Studies have found that female students perform better when taught by female teachers. But, there is little evidence on whether these effects persistent beyond that school year. We also don’t understand exactly why female student–teacher gender matching improves performance. Jaegeum Lim (Korean National Assembly) and Jonathan Meer (Texas A&M) asked these questions in the context of longer-run data on students from 74 middle schools in Seoul, South Korea.
Teachers and students are randomly assigned to classrooms in this school system, and this randomization allowed the researchers to find the true effect of the teacher–student gender match. Randomization is important—if certain teachers were systematically assigned to certain types of students, then any differences in student performance could simply reflect that sorting. Additionally, students had different teachers for different subjects, allowing the researchers to compare the same student’s performance with teachers of different gender.
They found that having a female teacher in seventh grade substantially increases female students’ test scores relative to male students, and that this effect lasts at least through 12th grade.

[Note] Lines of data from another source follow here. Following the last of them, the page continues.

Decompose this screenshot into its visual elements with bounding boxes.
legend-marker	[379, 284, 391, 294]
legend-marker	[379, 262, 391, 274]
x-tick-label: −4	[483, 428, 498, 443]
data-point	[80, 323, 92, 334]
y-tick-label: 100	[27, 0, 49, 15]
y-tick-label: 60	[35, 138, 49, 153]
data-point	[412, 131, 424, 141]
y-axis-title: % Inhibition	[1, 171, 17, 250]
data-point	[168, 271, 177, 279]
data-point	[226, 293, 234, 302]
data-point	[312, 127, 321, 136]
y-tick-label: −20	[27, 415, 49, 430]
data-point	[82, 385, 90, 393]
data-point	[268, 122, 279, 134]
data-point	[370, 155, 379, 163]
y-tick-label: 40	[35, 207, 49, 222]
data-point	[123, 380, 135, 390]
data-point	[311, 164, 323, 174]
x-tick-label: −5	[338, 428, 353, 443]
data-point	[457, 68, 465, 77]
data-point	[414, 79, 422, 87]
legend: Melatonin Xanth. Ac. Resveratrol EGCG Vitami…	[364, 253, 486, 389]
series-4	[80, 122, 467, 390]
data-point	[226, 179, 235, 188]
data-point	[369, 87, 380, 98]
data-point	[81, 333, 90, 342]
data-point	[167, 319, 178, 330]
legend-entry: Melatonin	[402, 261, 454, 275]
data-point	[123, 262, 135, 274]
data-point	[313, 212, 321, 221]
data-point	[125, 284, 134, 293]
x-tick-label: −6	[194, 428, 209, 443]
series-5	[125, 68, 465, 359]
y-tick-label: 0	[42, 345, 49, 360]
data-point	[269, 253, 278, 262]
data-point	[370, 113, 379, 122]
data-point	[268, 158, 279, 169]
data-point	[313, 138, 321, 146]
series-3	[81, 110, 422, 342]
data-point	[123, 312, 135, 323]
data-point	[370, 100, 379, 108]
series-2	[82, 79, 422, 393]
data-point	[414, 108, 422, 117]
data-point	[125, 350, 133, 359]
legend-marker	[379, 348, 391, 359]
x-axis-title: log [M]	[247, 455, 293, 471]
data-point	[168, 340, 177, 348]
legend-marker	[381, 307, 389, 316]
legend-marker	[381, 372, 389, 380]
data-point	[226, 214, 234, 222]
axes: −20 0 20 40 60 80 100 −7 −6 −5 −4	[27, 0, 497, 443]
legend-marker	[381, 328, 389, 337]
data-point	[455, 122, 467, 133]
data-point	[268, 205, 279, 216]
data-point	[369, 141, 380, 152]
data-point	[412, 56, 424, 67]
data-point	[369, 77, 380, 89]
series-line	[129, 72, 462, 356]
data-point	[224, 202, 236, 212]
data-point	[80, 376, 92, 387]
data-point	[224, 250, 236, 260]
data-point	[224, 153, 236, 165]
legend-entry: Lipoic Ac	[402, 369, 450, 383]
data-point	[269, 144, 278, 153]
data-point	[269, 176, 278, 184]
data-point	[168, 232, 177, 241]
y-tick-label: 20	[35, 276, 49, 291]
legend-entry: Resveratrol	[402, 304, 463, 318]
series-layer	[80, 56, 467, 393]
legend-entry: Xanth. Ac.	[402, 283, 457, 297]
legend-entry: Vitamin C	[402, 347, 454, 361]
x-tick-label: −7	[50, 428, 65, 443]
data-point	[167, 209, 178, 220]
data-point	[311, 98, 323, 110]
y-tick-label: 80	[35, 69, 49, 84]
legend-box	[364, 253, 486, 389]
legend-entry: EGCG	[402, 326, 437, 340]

More over, having a female math teacher in seventh grade leads female students to be significantly more likely to take advanced math courses, plan on a STEM (science, technology, engineering, math) major, and attend a STEM-focused high school.
Why? According to the Lim and Meer, “Our results also show that female students reported they are more likely to be engaged in their classes when taught by a female teacher. They’re also more likely to select into higher-quality high schools.”